The Making Culture Lab is excited to be collaborating with SIAT’s Steve DiPaola and Taylor Owen from the UBC Graduate School of Journalism on this exciting project. AI-generated Anonymization in VR Journalism is “Helping reporters test whether an emotional connection can be maintained in immersive storytelling formats when a character is algorithmically distorted so that their identity is hidden. The tool aims to provide investigative journalists with a means to preserve the confidentiality of a subject, while using an animation to ensure viewers remain emotionally connected.

This project was awarded a 2017-2018 Knight Foundation/ Google News Lab / Online News Association Journalism 360 Challenge Grant.

From the press release:

“We’re proud to support the first class of Journalism 360 grant winners. Each winner sits on the cutting edge of immersive storytelling, a new frontier in media.

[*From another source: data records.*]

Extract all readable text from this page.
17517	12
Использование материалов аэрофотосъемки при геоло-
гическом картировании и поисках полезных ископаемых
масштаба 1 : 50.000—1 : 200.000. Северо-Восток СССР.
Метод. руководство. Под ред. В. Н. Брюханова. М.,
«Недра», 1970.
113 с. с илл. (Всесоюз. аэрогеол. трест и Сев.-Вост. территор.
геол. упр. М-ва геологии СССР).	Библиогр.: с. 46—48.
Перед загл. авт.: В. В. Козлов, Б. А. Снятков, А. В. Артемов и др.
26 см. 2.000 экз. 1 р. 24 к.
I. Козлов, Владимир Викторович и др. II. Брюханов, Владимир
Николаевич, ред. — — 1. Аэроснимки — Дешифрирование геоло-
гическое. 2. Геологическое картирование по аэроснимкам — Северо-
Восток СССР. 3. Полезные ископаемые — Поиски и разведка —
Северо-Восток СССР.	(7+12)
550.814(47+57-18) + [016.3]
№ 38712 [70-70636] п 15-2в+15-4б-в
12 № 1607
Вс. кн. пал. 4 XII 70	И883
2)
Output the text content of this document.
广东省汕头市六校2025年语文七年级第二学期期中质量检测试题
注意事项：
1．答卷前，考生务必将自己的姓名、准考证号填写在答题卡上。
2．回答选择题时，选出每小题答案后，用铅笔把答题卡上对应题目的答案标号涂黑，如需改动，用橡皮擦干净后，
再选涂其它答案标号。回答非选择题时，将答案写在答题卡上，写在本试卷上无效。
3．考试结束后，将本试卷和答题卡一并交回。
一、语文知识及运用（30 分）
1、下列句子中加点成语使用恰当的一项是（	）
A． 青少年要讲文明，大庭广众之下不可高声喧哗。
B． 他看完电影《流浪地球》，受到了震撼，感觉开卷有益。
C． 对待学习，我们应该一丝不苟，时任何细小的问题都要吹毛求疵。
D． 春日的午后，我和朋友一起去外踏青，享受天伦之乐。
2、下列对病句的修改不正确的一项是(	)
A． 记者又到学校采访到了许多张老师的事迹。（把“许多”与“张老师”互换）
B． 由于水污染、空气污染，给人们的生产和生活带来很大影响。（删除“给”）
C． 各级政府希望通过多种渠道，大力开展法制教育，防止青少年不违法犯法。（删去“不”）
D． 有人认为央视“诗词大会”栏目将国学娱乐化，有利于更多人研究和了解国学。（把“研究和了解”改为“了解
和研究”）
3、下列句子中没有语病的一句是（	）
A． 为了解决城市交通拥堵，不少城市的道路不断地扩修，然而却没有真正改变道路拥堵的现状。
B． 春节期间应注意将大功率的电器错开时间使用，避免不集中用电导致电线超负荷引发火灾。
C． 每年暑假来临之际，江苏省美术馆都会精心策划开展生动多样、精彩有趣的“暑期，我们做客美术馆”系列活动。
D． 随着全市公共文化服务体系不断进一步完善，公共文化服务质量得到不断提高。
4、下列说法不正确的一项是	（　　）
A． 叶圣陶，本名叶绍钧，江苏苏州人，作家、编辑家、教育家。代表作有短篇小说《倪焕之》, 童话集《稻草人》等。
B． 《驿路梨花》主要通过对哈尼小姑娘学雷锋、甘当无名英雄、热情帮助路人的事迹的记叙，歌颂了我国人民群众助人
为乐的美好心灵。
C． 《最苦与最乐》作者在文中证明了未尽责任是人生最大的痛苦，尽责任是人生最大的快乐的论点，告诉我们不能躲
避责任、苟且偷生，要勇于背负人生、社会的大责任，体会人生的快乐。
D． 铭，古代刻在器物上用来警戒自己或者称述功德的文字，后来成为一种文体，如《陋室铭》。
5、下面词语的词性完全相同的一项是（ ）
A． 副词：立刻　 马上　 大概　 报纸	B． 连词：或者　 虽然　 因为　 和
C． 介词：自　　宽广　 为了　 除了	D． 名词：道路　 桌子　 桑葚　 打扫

We’re eager to see these projects brought to life and become points of reference and education for the rest of the journalism industry,” said Erica Anderson, Google News Lab partnerships manager.

“Immersive storytelling presents an entirely new way to connect to audiences,” said Irving Washington, Online News Association executive director. “We hope these projects inspire others to experiment and push the boundaries of what’s possible with immersive journalism.”

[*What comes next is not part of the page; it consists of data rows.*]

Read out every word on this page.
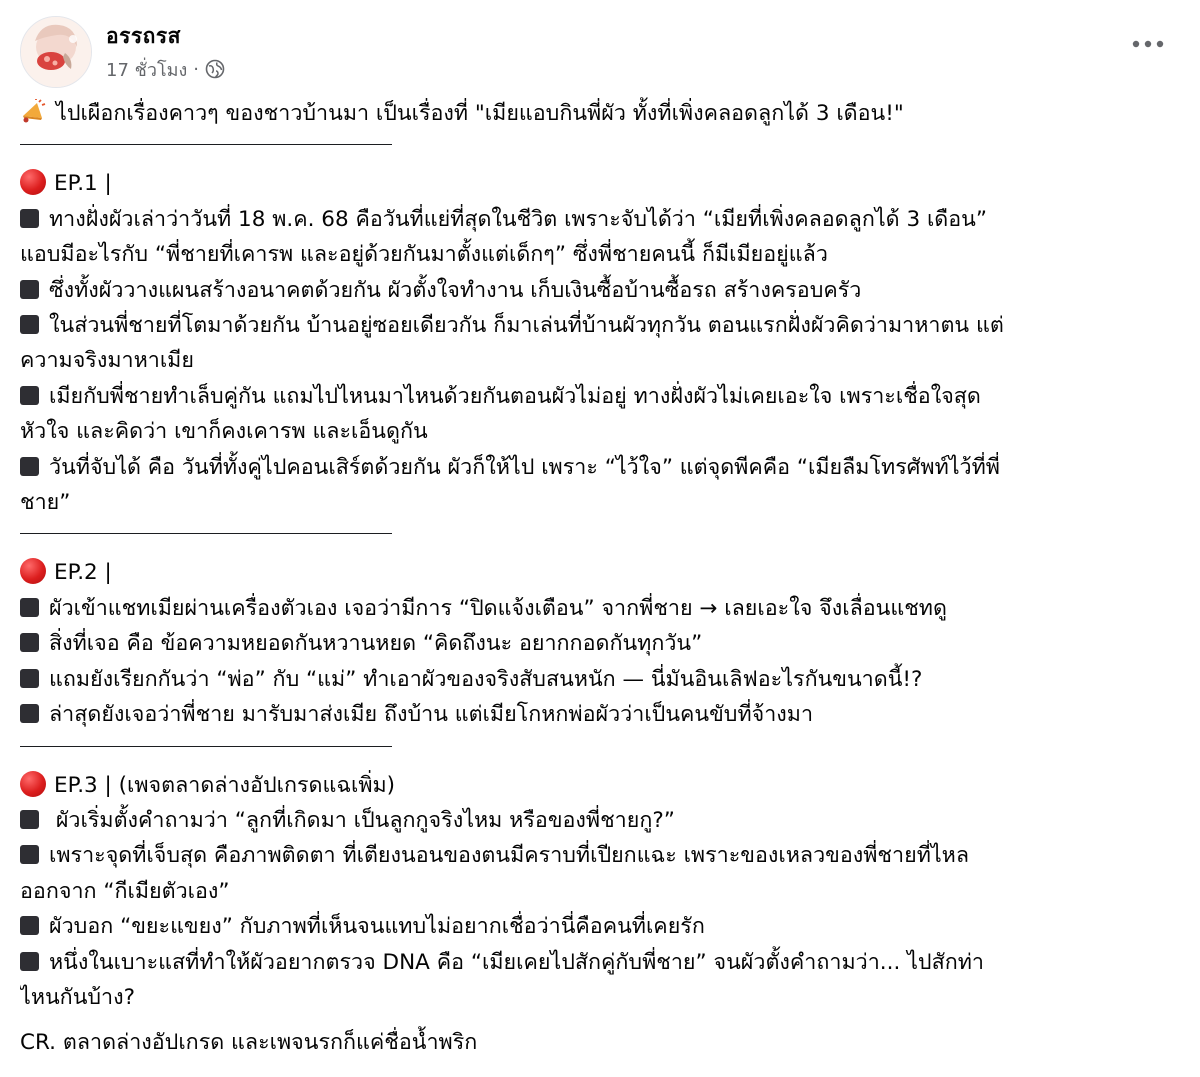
อรรถรส
17 ชั่วโมง ·
ไปเผือกเรื่องคาวๆ ของชาวบ้านมา เป็นเรื่องที่ "เมียแอบกินพี่ผัว ทั้งที่เพิ่งคลอดลูกได้ 3 เดือน!"
EP.1 |
ทางฝั่งผัวเล่าว่าวันที่ 18 พ.ค. 68 คือวันที่แย่ที่สุดในชีวิต เพราะจับได้ว่า “เมียที่เพิ่งคลอดลูกได้ 3 เดือน”
แอบมีอะไรกับ “พี่ชายที่เคารพ และอยู่ด้วยกันมาตั้งแต่เด็กๆ” ซึ่งพี่ชายคนนี้ ก็มีเมียอยู่แล้ว
ซึ่งทั้งผัววางแผนสร้างอนาคตด้วยกัน ผัวตั้งใจทำงาน เก็บเงินซื้อบ้านซื้อรถ สร้างครอบครัว
ในส่วนพี่ชายที่โตมาด้วยกัน บ้านอยู่ซอยเดียวกัน ก็มาเล่นที่บ้านผัวทุกวัน ตอนแรกฝั่งผัวคิดว่ามาหาตน แต่
ความจริงมาหาเมีย
เมียกับพี่ชายทำเล็บคู่กัน แถมไปไหนมาไหนด้วยกันตอนผัวไม่อยู่ ทางฝั่งผัวไม่เคยเอะใจ เพราะเชื่อใจสุด
หัวใจ และคิดว่า เขาก็คงเคารพ และเอ็นดูกัน
วันที่จับได้ คือ วันที่ทั้งคู่ไปคอนเสิร์ตด้วยกัน ผัวก็ให้ไป เพราะ “ไว้ใจ” แต่จุดพีคคือ “เมียลืมโทรศัพท์ไว้ที่พี่
ชาย”
EP.2 |
ผัวเข้าแชทเมียผ่านเครื่องตัวเอง เจอว่ามีการ “ปิดแจ้งเตือน” จากพี่ชาย → เลยเอะใจ จึงเลื่อนแชทดู
สิ่งที่เจอ คือ ข้อความหยอดกันหวานหยด “คิดถึงนะ อยากกอดกันทุกวัน”
แถมยังเรียกกันว่า “พ่อ” กับ “แม่” ทำเอาผัวของจริงสับสนหนัก — นี่มันอินเลิฟอะไรกันขนาดนี้!?
ล่าสุดยังเจอว่าพี่ชาย มารับมาส่งเมีย ถึงบ้าน แต่เมียโกหกพ่อผัวว่าเป็นคนขับที่จ้างมา
EP.3 | (เพจตลาดล่างอัปเกรดแฉเพิ่ม)
ผัวเริ่มตั้งคำถามว่า “ลูกที่เกิดมา เป็นลูกกูจริงไหม หรือของพี่ชายกู?”
เพราะจุดที่เจ็บสุด คือภาพติดตา ที่เตียงนอนของตนมีคราบที่เปียกแฉะ เพราะของเหลวของพี่ชายที่ไหล
ออกจาก “กีเมียตัวเอง”
ผัวบอก “ขยะแขยง” กับภาพที่เห็นจนแทบไม่อยากเชื่อว่านี่คือคนที่เคยรัก
หนึ่งในเบาะแสที่ทำให้ผัวอยากตรวจ DNA คือ “เมียเคยไปสักคู่กับพี่ชาย” จนผัวตั้งคำถามว่า... ไปสักท่า
ไหนกันบ้าง?
CR. ตลาดล่างอัปเกรด และเพจนรกก็แค่ชื่อน้ำพริก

“We’re building a community of creators who can help bring immersive storytelling to a wider audience through grants, education, and training,” said Laura Hertzfeld, Journalism 360 program director.  “These 11 projects represent the breadth of ideas and innovation that Journalism 360 will cultivate in the coming months.”

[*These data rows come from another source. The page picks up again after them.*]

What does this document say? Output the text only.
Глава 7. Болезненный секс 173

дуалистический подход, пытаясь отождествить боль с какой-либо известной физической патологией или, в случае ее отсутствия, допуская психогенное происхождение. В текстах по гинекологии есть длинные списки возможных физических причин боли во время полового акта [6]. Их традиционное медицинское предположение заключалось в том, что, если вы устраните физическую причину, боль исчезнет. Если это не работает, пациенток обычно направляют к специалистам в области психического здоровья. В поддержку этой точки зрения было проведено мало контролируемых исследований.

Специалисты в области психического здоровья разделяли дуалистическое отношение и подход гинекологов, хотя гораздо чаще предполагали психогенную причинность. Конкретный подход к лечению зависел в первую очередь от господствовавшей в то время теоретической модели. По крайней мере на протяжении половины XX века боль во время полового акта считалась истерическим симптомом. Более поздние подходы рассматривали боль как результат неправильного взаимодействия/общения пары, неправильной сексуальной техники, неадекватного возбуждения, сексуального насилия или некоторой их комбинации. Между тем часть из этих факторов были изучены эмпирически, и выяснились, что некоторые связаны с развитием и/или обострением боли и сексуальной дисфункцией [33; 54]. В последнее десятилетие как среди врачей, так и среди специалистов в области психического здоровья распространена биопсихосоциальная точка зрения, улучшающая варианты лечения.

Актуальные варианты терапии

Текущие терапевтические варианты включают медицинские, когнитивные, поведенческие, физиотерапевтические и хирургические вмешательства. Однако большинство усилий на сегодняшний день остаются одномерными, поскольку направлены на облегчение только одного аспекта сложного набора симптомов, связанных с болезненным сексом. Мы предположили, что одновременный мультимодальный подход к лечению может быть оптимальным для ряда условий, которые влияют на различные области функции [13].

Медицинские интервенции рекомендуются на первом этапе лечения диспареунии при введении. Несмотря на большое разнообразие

abstraction from our AI neural network system

Abstraction from our AI neural network system. © Steve DiPaola.

AI-generated Anonymization in VR Journalism

Taylor Owen (Graduate School of Journalism, University of British Columbia), Kate Hennessy and Steve DiPaola (School of Interactive Arts and Technology, Simon Fraser University)

This project explores the use of computational abstraction in video-based virtual reality journalism for the purpose of anonymizing subjects. Using an AI video filter tool developed by project collaborator Steve DiPaola, we will test whether emotional resonance, or empathy, can be maintained when a character is algorithmically distorted to the point at which their identity is hidden. Our goal is to address a central challenge in VR journalism – that standard tools of anonymization such as blurring or blacking out faces and silhouettes breaks the emotional connection that is the central premise of the form. Using animated abstraction could allow for a viewer to remain emotionally connected to a character or subject, while still granting the confidentiality needed for investigative journalism.

This project has three components. First, we are adapting an AI filter for use in 360 3D video environments.

Second, we are running a series of experiments to determine whether the empathetic connection created in immersive video translates to abstracted animations.  This involves three tests: (1) a study to determine which magnitude and types of abstraction best convey an emotional connection of an interview; (2) determine at what point of abstraction emotional connection is lost; and (3) develop a low barrier interactive tool to allow interview subjects to fine tune their own level of abstraction. Third, we will produce a short piece of journalism portraying various characters with different levels of anonymization.